If your employer offers a retirement plan, learn the details on how you can benefit. Many employers that offer a defined contribution plan, like a 401K, usually offer incentives for you to contribute. My first employer matched 50% of my contributions up to 4% of my salary. When I contributed 4% of my salary, they added an extra 2%.

With investments, time is your best friend and saving early is key.

If your employer doesn’t offer a 401K plan, you can still invest in a taxable brokerage account or turn to an IRA. In those accounts, you can take advantage of index funds, which are some of the cheapest and best ways to invest money.

3. Keep Housing Costs Low

Remember this important money ratio: Keep your housing costs less than 30% of your income. It’s easy to fall in love with an awesome apartment or house in a new area. And it’s easy to commit to a high monthly payment because you tell yourself it’s worth it. But don’t fall into that trap!

By keeping your monthly fixed costs low, the largest of which will likely be your housing, you can save more money or use it to pay down debt like student loans.

4. Get Enough Insurance

Insurance is something you pay for and hope you’ll never need to use. If you end up needing it, however, you’ll be glad you have enough.

How much is enough insurance? That depends on your financial and family situation. If you’ve had time to build up a sizable emergency fund, you can increase your deductibles. If you don’t have a big emergency fund, you can keep your deductibles lower for now. Once you build up those reserves, increase the deductible to something with which you’re comfortable.

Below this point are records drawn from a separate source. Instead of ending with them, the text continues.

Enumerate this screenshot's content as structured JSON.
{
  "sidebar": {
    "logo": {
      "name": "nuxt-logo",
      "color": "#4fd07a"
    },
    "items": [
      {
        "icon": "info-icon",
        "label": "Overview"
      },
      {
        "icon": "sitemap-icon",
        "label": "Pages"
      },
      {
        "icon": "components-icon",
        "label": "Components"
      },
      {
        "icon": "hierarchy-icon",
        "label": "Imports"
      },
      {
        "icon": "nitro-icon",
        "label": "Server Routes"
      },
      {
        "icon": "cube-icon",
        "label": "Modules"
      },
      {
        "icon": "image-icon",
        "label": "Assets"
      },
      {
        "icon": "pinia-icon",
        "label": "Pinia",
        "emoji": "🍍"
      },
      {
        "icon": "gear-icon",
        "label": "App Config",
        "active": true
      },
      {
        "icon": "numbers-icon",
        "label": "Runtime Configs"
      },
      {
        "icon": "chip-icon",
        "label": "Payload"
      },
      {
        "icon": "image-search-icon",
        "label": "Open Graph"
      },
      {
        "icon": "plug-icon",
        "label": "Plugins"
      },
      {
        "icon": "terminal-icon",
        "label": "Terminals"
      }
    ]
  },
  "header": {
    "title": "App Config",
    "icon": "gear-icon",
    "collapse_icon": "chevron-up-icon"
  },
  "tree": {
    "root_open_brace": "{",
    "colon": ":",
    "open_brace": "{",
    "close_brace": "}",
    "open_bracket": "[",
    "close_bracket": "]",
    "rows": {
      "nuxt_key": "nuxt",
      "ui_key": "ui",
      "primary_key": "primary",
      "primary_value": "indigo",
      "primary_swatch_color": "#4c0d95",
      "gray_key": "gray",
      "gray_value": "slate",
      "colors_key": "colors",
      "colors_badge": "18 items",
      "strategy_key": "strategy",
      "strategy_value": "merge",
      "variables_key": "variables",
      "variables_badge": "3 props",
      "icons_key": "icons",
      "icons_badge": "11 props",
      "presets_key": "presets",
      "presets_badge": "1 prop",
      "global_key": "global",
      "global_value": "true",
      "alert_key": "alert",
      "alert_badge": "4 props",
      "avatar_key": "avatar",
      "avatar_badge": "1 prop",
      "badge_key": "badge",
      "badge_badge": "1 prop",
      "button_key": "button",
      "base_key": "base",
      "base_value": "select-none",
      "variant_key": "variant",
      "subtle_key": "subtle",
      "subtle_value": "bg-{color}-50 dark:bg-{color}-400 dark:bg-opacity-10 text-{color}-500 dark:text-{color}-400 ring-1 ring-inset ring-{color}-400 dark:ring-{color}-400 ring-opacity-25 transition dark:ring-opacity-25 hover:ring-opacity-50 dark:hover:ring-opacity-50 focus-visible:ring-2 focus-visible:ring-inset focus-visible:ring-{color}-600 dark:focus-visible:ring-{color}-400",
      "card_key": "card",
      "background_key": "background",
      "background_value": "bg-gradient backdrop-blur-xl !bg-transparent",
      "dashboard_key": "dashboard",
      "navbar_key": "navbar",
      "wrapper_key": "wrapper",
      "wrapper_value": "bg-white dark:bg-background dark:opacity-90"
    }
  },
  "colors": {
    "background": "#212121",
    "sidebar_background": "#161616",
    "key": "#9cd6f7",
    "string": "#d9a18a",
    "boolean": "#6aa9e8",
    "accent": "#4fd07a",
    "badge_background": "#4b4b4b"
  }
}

5. Build Your Social Network

This may not seem like a financial decision, but it is. Work toward building a network of friends and professional contacts in your field. The vast majority of jobs are not filled by being listed on a job site but through referrals. I got my second job, and a 15% raise, because of someone I knew.

Building up a network doesn’t have to feel slimy. It’s as simple as maintaining existing relationships and finding places to meet new people. It will also help make life a little more interesting.